SERVICE // DATA ANALYTICS
Data Analytics
Most scientific datasets arrive messy, inconsistent units, missing values, batch effects, before they can answer anything. We clean, test, and visualize data with the same documentation discipline we apply to genomic pipelines, so the statistics behind a figure are as reviewable as the figure itself.
THE PROBLEM
A plot without a stated test, a stated correction for multiple comparisons, or a stated sample size is not evidence, it's an image.
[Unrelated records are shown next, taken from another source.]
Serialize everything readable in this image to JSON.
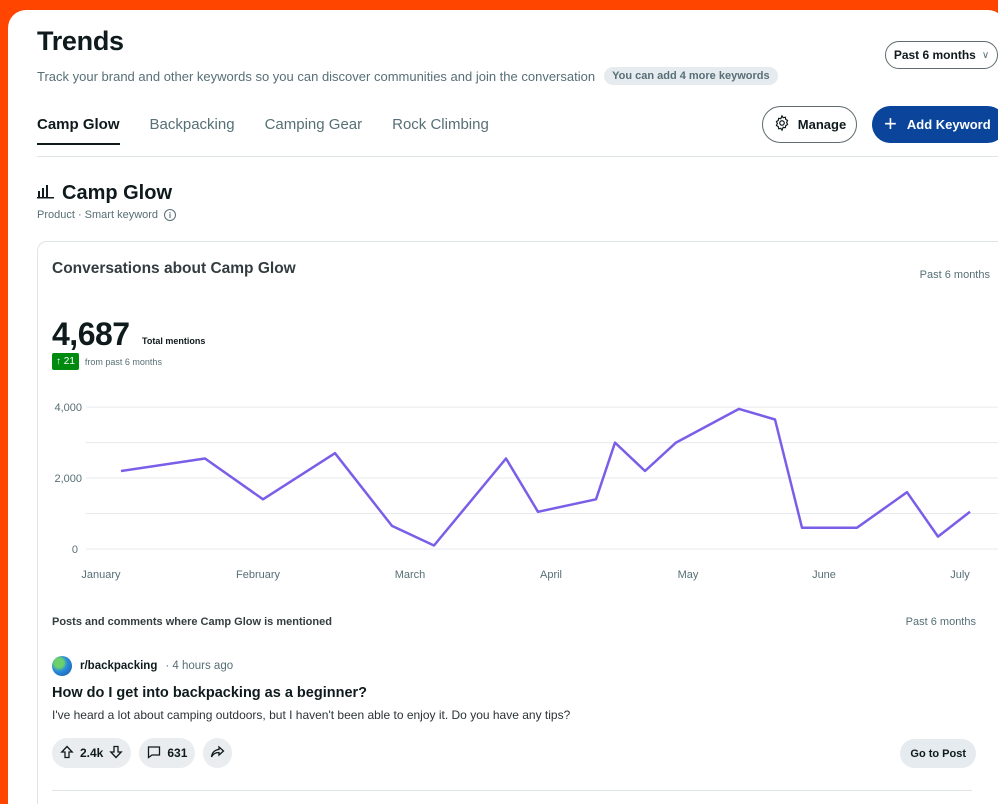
{
  "header": {
    "title": "Trends",
    "subtitle": "Track your brand and other keywords so you can discover communities and join the conversation",
    "keyword_badge": "You can add 4 more keywords",
    "period_selector": "Past 6 months"
  },
  "tabs": [
    {
      "label": "Camp Glow",
      "active": true
    },
    {
      "label": "Backpacking",
      "active": false
    },
    {
      "label": "Camping Gear",
      "active": false
    },
    {
      "label": "Rock Climbing",
      "active": false
    }
  ],
  "toolbar": {
    "manage_label": "Manage",
    "add_keyword_label": "Add Keyword"
  },
  "keyword": {
    "name": "Camp Glow",
    "meta": "Product · Smart keyword"
  },
  "card": {
    "title": "Conversations about Camp Glow",
    "period": "Past 6 months",
    "total": "4,687",
    "total_label": "Total mentions",
    "delta": "21",
    "delta_label": "from past 6 months"
  },
  "chart_data": {
    "type": "line",
    "x": [
      0,
      0.6,
      1.0,
      1.35,
      2.0,
      2.3,
      2.85,
      3.4,
      3.7,
      3.9,
      4.1,
      4.3,
      4.6,
      4.95,
      5.1,
      5.35,
      5.5,
      6.25,
      6.4,
      6.55,
      6.7
    ],
    "values": [
      2200,
      2550,
      1400,
      2700,
      650,
      100,
      2550,
      1050,
      1400,
      3000,
      2200,
      3000,
      3950,
      3650,
      600,
      600,
      1600,
      350,
      1050
    ],
    "xs": [
      0,
      0.6,
      1.0,
      1.35,
      2.0,
      2.3,
      2.85,
      3.2,
      3.4,
      3.5,
      3.7,
      3.9,
      4.1,
      4.3,
      4.6,
      4.95,
      5.1,
      5.35,
      5.5,
      6.25,
      6.4,
      6.55,
      6.7
    ],
    "categories": [
      "January",
      "February",
      "March",
      "April",
      "May",
      "June",
      "July"
    ],
    "ytick_labels": [
      "0",
      "2,000",
      "4,000"
    ],
    "ylim": [
      0,
      4200
    ],
    "line_color": "#7b5ee8",
    "grid": true
  },
  "posts": {
    "heading": "Posts and comments where Camp Glow is mentioned",
    "period": "Past 6 months",
    "items": [
      {
        "subreddit": "r/backpacking",
        "time": "· 4 hours ago",
        "title": "How do I get into backpacking as a beginner?",
        "body": "I've heard a lot about camping outdoors, but I haven't been able to enjoy it. Do you have any tips?",
        "votes": "2.4k",
        "comments": "631",
        "go_label": "Go to Post"
      }
    ]
  },
  "colors": {
    "brand": "#ff4500",
    "primary_button": "#0a449b",
    "positive": "#008a10"
  }
}
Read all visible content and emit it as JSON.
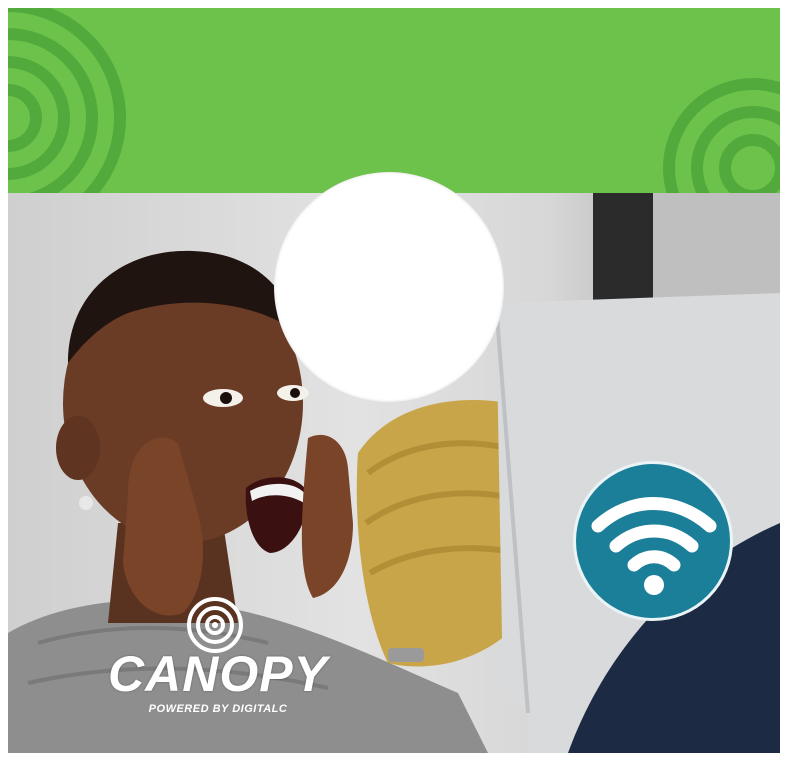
{
  "colors": {
    "band_green": "#6cc24a",
    "ring_green": "#4ea63a",
    "wifi_badge_teal": "#1b7f99",
    "logo_white": "#ffffff"
  },
  "icons": {
    "wifi_badge": "wifi-icon",
    "logo_mark": "signal-rings-icon",
    "corner_rings": "concentric-rings-icon"
  },
  "logo": {
    "name": "CANOPY",
    "tagline": "POWERED BY DIGITALC"
  }
}
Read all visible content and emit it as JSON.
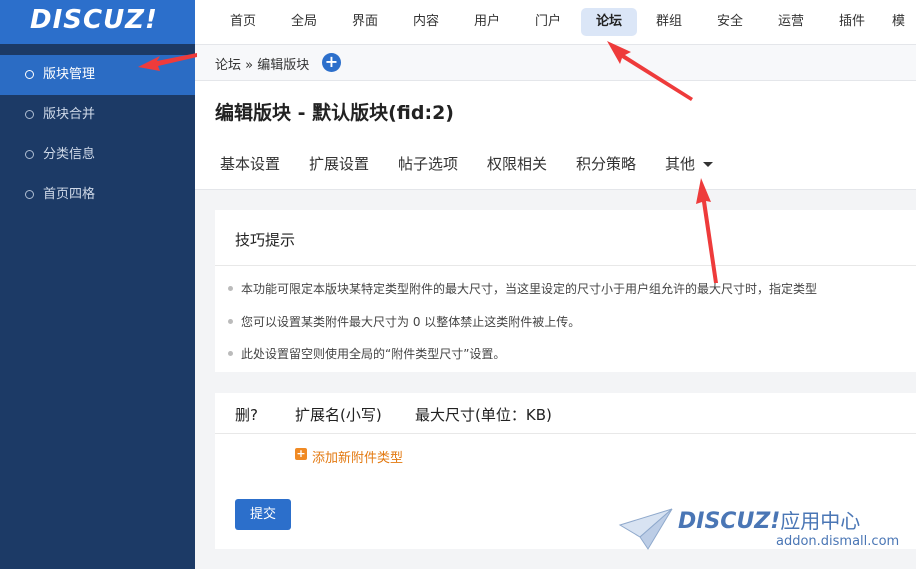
{
  "brand": {
    "logo_text": "DISCUZ!"
  },
  "sidebar": {
    "items": [
      {
        "label": "版块管理",
        "active": true
      },
      {
        "label": "版块合并"
      },
      {
        "label": "分类信息"
      },
      {
        "label": "首页四格"
      }
    ]
  },
  "topnav": {
    "items": [
      {
        "label": "首页"
      },
      {
        "label": "全局"
      },
      {
        "label": "界面"
      },
      {
        "label": "内容"
      },
      {
        "label": "用户"
      },
      {
        "label": "门户"
      },
      {
        "label": "论坛",
        "active": true
      },
      {
        "label": "群组"
      },
      {
        "label": "安全"
      },
      {
        "label": "运营"
      },
      {
        "label": "插件"
      },
      {
        "label": "模"
      }
    ]
  },
  "breadcrumb": {
    "text": "论坛 » 编辑版块",
    "plus_icon": "plus-circle-icon"
  },
  "page": {
    "title": "编辑版块 - 默认版块(fid:2)"
  },
  "tabs": [
    {
      "label": "基本设置"
    },
    {
      "label": "扩展设置"
    },
    {
      "label": "帖子选项"
    },
    {
      "label": "权限相关"
    },
    {
      "label": "积分策略"
    },
    {
      "label": "其他"
    }
  ],
  "tips": {
    "title": "技巧提示",
    "items": [
      "本功能可限定本版块某特定类型附件的最大尺寸，当这里设定的尺寸小于用户组允许的最大尺寸时，指定类型",
      "您可以设置某类附件最大尺寸为 0 以整体禁止这类附件被上传。",
      "此处设置留空则使用全局的“附件类型尺寸”设置。"
    ]
  },
  "form": {
    "columns": [
      "删?",
      "扩展名(小写)",
      "最大尺寸(单位：KB)"
    ],
    "add_link": "添加新附件类型",
    "submit": "提交"
  },
  "watermark": {
    "brand": "DISCUZ!",
    "suffix": "应用中心",
    "url": "addon.dismall.com"
  },
  "colors": {
    "accent": "#2c6fcb",
    "sidebar": "#1c3a66",
    "annotation_arrow": "#ee3b3b",
    "link": "#e37a12"
  }
}
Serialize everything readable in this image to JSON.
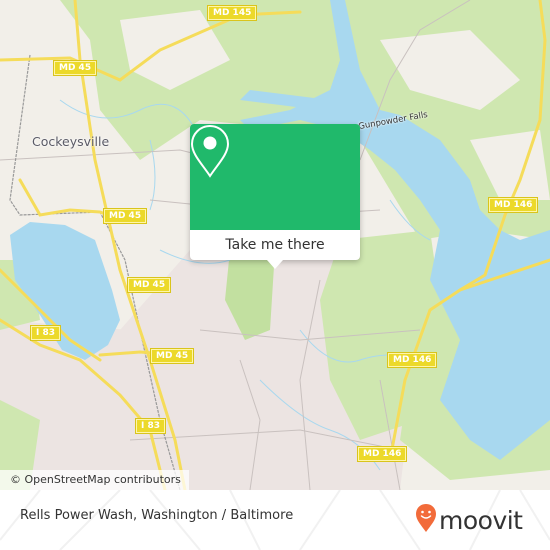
{
  "map": {
    "place_labels": [
      {
        "name": "Cockeysville"
      }
    ],
    "water_labels": [
      {
        "name": "Gunpowder Falls"
      }
    ],
    "road_shields": [
      {
        "label": "MD 145"
      },
      {
        "label": "MD 45"
      },
      {
        "label": "MD 45"
      },
      {
        "label": "MD 45"
      },
      {
        "label": "MD 45"
      },
      {
        "label": "I 83"
      },
      {
        "label": "I 83"
      },
      {
        "label": "MD 146"
      },
      {
        "label": "MD 146"
      },
      {
        "label": "MD 146"
      }
    ],
    "colors": {
      "land": "#f2efe9",
      "urban": "#ece4e2",
      "forest": "#cfe7b0",
      "water": "#a8d8ef",
      "road_major": "#f5dc5a",
      "shield": "#ecd92a"
    }
  },
  "popup": {
    "button_label": "Take me there",
    "icon": "location-pin-icon",
    "color": "#20b96b"
  },
  "attribution": "© OpenStreetMap contributors",
  "footer": {
    "title": "Rells Power Wash, Washington / Baltimore",
    "brand": "moovit",
    "brand_icon": "moovit-smile-pin-icon",
    "brand_color": "#f26b3a"
  }
}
Research teams under deadline pressure often skip straight to visualization, which makes results hard to defend under peer review or client scrutiny.
OUR APPROACH
We treat statistics as the deliverable, not an intermediate step: every reported test states its assumptions, its correction method where relevant, and its limitations, alongside a figure built specifically for the audience it's going to (a manuscript, a board deck, or an internal report).
PROCESS
- 01
Data cleaning
Missing-value handling, outlier assessment, and normalization decisions documented, not applied silently.
- 02
Exploratory analysis
Pattern and correlation discovery to shape which confirmatory tests are actually appropriate.
- 03
Statistical testing
Hypothesis-appropriate tests with stated assumptions, effect sizes, and correction for multiple comparisons where applicable.
- 04
Visualization
Publication-ready figures built to the target venue's conventions, a journal figure is not a slide figure.
Frequently Asked Questions
Can you match our target journal's figure style?+
Yes, tell us the journal or venue during scoping and we'll match font, color, and layout conventions where the journal specifies them.
Do you only work with genomic data?+
No. Data Analytics is discipline-agnostic; the same rigor applies to any structured scientific dataset.